James was not averse to making light of his relationship with the Gaels. He visited the town of Nairn in 1589 and is said to have later remarked that the High Street was so long that the people at either end of the High Street spoke different languages to one another – English and Gaelic.
William III (reigned 1689 –1702), also known as William of Orange, was a native Dutch speaker when he came to the English throne.
New York City was briefly renamed New Orange after William in 1673 when the Dutch recaptured the city. It had been renamed New York by the British settlers in 1665.
The Hanoverians, George I and II (1714–1760) were Britain’s first German speaking monarchs.
George I and George II were both born in Germany and came to England in 1714 when George I succeeded Anne. George I was 54 at the time and never bothered to master English. He spoke to his ministers and advisors in French.
George II did learn English, although German remained his native language.
George III (reigned 1760-1820)
was the first Hanoverian king to be born in Britain and spoke English as his native language/ Despite his long life, he never visited Hanover.
Family letters show that he could read and write in both English and German by the age of eight. He also studied French and Latin.

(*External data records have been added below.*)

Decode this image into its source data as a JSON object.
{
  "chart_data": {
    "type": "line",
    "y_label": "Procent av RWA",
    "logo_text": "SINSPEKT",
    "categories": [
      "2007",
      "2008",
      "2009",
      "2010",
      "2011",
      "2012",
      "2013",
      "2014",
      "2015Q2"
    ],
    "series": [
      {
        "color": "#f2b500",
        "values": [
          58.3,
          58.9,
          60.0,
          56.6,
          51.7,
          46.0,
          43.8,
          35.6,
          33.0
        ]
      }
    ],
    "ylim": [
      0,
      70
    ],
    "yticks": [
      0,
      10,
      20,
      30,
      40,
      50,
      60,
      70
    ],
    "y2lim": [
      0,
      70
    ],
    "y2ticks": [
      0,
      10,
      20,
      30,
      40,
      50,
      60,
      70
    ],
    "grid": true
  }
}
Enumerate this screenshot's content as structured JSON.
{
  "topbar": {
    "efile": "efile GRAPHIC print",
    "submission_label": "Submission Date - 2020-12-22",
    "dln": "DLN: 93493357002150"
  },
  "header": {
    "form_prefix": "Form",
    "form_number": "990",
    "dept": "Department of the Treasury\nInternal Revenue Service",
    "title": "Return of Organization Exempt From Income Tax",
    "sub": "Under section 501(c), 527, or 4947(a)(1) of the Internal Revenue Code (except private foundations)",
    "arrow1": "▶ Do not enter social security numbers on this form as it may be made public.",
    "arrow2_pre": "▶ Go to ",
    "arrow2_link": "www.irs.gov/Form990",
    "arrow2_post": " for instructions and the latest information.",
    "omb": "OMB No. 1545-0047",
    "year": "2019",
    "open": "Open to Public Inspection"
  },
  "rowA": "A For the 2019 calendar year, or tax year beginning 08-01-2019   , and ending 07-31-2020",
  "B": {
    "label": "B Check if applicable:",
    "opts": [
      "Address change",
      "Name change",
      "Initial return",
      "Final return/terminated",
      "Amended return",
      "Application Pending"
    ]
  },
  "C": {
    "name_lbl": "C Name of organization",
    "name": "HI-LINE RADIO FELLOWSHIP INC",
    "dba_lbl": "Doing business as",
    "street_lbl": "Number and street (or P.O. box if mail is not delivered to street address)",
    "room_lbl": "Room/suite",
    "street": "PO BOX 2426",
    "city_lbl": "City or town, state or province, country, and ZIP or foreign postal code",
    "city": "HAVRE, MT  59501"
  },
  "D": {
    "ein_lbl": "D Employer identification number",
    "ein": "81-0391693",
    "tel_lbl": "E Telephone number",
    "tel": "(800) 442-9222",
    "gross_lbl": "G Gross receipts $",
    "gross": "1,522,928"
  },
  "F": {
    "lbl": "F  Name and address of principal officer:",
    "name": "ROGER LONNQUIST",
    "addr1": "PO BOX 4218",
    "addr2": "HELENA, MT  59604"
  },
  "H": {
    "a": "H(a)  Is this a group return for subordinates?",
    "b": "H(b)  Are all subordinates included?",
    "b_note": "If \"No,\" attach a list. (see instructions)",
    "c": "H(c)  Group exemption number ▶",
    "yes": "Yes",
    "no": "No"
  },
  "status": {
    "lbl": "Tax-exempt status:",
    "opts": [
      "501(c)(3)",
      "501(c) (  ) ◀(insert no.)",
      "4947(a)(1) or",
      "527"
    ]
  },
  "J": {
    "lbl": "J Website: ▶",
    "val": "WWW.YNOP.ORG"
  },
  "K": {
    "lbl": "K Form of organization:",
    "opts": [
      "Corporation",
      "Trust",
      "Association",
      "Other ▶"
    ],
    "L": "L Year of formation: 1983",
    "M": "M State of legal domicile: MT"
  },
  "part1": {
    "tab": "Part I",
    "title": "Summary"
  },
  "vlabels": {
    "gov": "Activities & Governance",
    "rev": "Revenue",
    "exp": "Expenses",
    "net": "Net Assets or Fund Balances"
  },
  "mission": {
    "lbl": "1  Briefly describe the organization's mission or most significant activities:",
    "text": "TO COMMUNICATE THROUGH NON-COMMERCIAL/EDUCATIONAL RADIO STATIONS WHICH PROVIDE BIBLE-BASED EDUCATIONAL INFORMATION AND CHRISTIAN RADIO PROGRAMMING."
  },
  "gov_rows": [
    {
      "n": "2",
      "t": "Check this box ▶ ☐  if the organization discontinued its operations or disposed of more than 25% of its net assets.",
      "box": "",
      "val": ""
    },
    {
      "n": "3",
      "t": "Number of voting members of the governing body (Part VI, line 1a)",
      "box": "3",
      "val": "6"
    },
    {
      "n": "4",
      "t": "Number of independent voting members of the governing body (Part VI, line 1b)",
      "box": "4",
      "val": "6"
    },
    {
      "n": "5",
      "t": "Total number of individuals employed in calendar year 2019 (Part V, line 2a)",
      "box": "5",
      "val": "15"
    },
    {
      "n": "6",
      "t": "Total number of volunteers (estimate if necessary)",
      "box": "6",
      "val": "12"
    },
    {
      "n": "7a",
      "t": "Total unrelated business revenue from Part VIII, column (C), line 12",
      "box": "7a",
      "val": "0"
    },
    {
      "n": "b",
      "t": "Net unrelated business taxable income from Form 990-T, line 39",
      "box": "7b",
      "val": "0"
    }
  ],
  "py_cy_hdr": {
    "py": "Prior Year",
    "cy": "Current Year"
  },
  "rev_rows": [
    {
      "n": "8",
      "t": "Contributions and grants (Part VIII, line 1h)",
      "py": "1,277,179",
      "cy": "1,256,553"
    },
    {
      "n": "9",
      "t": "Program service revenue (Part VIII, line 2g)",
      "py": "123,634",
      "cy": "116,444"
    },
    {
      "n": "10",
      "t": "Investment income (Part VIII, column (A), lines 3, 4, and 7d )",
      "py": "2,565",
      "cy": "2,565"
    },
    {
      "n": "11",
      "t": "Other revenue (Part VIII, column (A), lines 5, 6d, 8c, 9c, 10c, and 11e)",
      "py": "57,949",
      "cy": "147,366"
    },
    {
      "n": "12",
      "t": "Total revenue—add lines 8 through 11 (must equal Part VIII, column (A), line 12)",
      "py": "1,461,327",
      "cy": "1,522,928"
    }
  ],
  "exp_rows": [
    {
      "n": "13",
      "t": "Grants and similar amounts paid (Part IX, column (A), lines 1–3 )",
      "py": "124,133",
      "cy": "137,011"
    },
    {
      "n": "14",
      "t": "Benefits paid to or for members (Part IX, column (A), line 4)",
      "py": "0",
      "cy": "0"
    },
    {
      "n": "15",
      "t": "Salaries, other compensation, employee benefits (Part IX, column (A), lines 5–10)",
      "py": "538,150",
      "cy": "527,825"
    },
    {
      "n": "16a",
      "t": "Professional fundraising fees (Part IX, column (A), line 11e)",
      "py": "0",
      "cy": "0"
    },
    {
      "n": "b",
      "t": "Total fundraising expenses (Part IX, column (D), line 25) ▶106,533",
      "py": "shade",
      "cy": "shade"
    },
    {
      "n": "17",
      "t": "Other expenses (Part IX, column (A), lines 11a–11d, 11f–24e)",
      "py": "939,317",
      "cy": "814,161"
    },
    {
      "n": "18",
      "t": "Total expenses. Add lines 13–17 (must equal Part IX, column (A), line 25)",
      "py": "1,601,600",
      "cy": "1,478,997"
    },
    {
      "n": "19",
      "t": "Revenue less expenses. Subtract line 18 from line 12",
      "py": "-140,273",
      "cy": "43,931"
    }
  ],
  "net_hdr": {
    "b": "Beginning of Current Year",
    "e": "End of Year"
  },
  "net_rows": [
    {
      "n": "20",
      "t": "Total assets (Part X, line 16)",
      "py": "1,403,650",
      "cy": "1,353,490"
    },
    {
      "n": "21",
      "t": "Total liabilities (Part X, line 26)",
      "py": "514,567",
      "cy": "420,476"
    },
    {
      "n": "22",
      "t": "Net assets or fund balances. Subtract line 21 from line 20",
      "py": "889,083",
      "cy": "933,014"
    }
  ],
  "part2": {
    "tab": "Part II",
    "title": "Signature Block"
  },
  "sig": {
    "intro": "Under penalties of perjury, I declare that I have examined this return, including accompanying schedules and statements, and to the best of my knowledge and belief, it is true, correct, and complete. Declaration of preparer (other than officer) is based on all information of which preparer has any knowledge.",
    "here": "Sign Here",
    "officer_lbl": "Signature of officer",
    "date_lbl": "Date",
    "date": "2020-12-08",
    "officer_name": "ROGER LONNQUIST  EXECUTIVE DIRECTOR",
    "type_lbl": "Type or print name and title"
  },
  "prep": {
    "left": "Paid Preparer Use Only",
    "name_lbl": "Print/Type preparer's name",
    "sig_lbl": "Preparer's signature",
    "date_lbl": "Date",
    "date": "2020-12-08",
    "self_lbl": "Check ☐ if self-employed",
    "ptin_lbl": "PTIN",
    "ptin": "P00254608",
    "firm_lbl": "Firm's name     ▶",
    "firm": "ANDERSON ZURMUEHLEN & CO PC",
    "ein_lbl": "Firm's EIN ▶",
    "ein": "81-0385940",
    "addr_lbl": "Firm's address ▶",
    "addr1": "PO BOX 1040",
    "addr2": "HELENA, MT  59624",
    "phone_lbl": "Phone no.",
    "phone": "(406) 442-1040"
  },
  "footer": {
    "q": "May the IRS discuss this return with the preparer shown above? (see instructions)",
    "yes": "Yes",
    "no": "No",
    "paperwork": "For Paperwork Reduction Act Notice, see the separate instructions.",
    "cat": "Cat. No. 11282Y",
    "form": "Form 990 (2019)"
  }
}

In his accession speech to Parliament, George proclaimed: “Born and educated in this country, I glory in the name of Britain”. George inserted this phrase into the speech to demonstrate his desire to distance himself from his German forebears, who were perceived as caring more for Hanover than for Britain.
Queen Victoria (reigned 1837 – 1901)
As a child Victoria was tutored in French, German, Italian, and Latin, but she spoke only English at home. Her mother, her tutors and later her husband, Prince Albert, were German, so she spoke German regularly in her early life and fluently throughout her marriage – alongside fluent English.
After Albert’s death there seems to be no record of her using German except for formal occasions that would call for it (such as receiving a German ambassador).